His pieces have been performed all over Europe, in the US and Australia.

Along with classical compositions, Haraldur has been playing with various rock and pop groups, including Dead Sea Apple, Red Barnett and Menn Ársins. Hit songs include "Sick of Excuses" (Dead Sea Apple 1996), "A Yeah Yeah Love Song" (Dead Sea Apple 1997), "Dear God" (Dead Sea Apple 2003), "Bearer of Bad News" (Dead Sea Apple 2006), "Þakklæti" (Buff 2008), "12 Steps to the Liquor Store" (Menn Ársins 2008), "Gefst ekki upp" (Eurovision song contest preliminary contest - Menn Ársins 2010) and "Life Support" (Red Barnett 2015).

In 2010, he produced and arranged Regína Ósk's Christmas album "Regína Ósk um gleðileg jól".

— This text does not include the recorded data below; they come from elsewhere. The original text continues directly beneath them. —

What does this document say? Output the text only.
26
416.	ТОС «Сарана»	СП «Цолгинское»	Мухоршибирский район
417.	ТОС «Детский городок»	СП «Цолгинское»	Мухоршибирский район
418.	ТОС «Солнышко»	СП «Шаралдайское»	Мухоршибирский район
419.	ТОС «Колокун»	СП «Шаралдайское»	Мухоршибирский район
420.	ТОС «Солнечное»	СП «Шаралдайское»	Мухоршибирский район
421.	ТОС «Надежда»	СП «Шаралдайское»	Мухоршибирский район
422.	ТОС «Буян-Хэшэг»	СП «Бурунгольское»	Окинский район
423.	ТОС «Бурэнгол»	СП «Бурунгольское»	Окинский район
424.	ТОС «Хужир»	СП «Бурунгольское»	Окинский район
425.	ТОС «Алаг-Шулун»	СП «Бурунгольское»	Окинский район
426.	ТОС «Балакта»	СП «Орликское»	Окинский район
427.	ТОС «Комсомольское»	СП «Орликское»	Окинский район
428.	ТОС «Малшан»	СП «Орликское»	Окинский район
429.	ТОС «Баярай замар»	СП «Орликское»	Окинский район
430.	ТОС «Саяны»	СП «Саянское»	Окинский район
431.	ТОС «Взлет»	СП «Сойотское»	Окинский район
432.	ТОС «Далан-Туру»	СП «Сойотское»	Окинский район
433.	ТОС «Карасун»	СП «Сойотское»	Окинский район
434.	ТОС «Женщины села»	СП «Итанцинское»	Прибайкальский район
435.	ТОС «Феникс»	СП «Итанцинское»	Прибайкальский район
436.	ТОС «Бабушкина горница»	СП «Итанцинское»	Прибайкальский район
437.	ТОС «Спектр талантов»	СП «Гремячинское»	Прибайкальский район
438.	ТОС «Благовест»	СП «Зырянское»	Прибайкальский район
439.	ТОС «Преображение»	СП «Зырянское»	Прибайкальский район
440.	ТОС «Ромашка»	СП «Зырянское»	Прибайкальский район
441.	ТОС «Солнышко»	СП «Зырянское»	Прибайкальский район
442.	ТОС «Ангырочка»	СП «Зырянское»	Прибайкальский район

Haraldur also did orchestral arrangements for sold-out concerts in Iceland including Pink Floyd's The Wall with Dúndurfréttir and Iceland Symphony Orchestra, Lennon tribute concert in Dec 2006 & Sgt.Peppers Orchestral Tribute concert in 2008, Páll Óskar & Iceland Symphony Orchestra 2011, Skálmöld & Iceland Symphony Orchestra's award-winning Metal Symphony concert in 2013 & 2018 and Týr & symphonic orchestra of the Faroe Islands in Feb 2020.